The Ritz-Carlton, Bali, in Indonesia debuted its "Rasa Bumbu" - meaning "taste" and "spice" - culinary program for hotel guests this summer, says Shelby Taylor, corporate manager of public relations for The Ritz Carlton Hotel Co., Atlanta.
Participants "start out by going to the market, which offers herbs and spices indigenous to Bali," she explains. They also go to the beach and watch fishing boats bring in the fresh catch that is used in Indonesian cuisine.
Roy Khoo, executive chef, teaches the course the first Friday and Saturday of each month. Classic dishes include ikan pepes (grilled fish in a banana leaf) and babi buling (suckling pig), which is roasted outdoors over a fire. The $150-per-day fee includes the cooking lesson and the ingredients used to prepare the meals.
Tourists want to create memories of their trips, Taylor says. "I think people who are traveling want to experience something on their vacation rather than just sitting on the beach and reading."
Taylor explains the hotel chain's strategy behind the class: "If they have this cultural experience in Bali, they might want to see what local cultural experiences they could have in another one of our locations, like Cancun, Mexico."
Food Lovers The Ritz-Carlton, Amelia Island, in Florida offers The Cooking School as part of a package that includes two nights' accommodations, lunch with the chef, wine tastings and recipes.
Chefs and brothers Kenneth and Kirk Gilbert teach the class in The Grill Kitchen, the hotel's AAA Five Diamond restaurant known for its Southern-infused menu.
"Many of our guests are very interested in wine and fine foods," says Kathleen O'Brien, director of public relations. "They're interested in getting back into the kitchen and learning directly from the chef."
Students prepare a four-course luncheon, paired with fine wine.
The hotel has offered the school for four years. "It was our culinary team that came up with the idea," O'Brien says. "Our chefs saw there was a tremendous interest in meeting the chef" to ask about recipes and seasonings.
Child's Play Wyndham Resorts offers a cooking class for children as part of its Family Retreat package, which debuted in May. The focus is on providing activities that vacationing families can do together, says Darcie Brossart, manager of brand communications for Dallas-based Wyndham International.
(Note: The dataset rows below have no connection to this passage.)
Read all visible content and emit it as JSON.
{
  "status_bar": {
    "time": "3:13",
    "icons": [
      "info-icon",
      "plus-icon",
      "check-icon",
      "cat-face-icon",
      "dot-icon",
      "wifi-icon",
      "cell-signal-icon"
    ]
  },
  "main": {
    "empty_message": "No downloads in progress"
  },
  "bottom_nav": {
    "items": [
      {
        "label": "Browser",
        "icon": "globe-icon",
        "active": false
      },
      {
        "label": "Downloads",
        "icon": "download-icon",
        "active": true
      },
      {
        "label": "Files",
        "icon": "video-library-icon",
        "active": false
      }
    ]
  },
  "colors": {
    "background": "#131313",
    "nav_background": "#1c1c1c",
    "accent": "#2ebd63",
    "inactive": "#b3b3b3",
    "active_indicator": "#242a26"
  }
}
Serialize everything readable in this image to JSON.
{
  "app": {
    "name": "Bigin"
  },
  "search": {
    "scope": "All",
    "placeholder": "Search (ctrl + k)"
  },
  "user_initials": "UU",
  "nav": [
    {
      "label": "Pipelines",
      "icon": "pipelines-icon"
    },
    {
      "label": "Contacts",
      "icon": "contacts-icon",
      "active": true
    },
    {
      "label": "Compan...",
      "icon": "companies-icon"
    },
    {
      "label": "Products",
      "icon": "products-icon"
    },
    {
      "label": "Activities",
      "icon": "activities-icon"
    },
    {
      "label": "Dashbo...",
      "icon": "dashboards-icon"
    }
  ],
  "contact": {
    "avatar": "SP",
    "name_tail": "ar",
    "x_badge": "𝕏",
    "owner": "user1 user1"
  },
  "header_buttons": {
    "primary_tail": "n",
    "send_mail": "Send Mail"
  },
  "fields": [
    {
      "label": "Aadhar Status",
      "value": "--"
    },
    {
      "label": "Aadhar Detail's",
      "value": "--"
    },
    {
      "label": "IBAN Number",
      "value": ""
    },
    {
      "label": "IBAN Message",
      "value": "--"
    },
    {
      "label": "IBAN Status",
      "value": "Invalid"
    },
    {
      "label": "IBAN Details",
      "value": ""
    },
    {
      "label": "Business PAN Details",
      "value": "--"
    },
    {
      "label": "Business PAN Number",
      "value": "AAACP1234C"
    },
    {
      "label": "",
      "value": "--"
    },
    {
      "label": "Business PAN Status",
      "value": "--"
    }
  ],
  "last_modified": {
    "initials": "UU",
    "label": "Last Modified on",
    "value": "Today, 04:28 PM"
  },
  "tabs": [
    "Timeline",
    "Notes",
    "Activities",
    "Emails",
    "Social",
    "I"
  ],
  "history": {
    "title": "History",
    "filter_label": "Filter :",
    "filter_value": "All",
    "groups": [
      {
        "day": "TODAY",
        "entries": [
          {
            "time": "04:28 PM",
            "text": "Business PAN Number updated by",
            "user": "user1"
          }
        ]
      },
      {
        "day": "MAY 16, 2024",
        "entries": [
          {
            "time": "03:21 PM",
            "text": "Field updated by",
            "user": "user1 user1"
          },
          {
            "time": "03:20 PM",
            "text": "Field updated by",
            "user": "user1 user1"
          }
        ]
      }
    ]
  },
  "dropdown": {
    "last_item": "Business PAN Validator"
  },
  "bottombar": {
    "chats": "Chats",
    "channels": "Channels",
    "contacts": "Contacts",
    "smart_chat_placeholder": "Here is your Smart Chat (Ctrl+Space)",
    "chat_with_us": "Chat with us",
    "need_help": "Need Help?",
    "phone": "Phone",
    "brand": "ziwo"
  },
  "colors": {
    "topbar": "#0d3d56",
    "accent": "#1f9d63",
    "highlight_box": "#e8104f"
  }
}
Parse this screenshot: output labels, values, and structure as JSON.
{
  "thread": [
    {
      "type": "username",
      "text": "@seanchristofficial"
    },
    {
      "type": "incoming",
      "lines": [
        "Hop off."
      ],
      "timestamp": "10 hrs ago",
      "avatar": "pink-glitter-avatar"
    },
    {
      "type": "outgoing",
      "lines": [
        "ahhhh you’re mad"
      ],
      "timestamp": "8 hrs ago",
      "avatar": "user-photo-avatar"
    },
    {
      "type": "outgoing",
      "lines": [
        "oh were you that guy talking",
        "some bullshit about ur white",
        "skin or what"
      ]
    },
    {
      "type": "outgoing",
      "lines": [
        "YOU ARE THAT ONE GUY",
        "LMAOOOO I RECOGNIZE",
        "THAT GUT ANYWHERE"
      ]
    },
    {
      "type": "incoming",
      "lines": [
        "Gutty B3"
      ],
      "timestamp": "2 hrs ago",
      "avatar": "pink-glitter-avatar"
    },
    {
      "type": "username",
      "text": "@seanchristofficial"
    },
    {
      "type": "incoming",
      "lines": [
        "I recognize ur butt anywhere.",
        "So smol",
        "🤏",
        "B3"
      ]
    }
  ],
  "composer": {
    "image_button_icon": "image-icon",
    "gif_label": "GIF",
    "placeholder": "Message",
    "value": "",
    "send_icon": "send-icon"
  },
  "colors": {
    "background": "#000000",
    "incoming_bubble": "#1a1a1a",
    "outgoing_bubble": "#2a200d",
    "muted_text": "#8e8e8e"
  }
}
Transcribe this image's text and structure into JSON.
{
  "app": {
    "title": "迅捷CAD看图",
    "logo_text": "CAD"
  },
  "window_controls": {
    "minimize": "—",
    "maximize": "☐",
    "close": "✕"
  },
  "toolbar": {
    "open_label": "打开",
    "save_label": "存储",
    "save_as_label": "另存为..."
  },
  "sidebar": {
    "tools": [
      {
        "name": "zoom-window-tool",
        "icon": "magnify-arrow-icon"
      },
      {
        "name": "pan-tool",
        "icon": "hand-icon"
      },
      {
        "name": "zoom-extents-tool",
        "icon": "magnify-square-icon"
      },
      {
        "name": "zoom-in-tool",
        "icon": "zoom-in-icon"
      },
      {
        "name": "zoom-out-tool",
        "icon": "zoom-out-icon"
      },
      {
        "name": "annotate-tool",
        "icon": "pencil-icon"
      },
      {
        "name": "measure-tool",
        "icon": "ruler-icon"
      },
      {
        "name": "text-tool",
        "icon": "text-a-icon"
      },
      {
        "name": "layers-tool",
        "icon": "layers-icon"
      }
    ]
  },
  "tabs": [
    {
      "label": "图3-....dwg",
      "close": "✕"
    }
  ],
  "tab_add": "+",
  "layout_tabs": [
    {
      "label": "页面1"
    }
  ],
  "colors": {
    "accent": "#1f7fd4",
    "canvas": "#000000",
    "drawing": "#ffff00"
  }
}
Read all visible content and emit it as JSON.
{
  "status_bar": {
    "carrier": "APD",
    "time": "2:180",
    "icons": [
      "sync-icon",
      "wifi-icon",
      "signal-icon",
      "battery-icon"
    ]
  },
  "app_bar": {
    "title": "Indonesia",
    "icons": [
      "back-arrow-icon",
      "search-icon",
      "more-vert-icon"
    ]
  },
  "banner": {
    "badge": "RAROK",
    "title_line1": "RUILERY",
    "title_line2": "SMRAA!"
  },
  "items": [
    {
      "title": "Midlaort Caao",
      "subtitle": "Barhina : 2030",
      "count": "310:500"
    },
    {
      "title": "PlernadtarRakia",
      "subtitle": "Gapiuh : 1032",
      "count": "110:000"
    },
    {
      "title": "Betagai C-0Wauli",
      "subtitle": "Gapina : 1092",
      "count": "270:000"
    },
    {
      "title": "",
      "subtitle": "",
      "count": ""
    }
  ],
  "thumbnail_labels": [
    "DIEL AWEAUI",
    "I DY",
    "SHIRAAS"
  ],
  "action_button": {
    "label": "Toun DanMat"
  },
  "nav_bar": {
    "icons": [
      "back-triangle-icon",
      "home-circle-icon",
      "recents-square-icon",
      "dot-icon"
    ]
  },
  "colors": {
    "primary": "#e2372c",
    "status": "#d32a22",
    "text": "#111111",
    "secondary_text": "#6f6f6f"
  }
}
"A lot of research shows that kids want to spend time with their parents on vacation," Brossart says. And parents "are finding they have to get away to spend time with their kids." She adds that the program is available at all of Wyndham's 15 resorts.
Cooking With the Chef is offered two nights a week. Donning aprons and hats, the kids collect select menus from their parents and then work with the chef to make the orders. "The chef will explain different sauces and marinades," Brossart says. "I think the kids enjoy it because they are doing something educational and fun."
As mementos, the kids get to keep the apron and hat.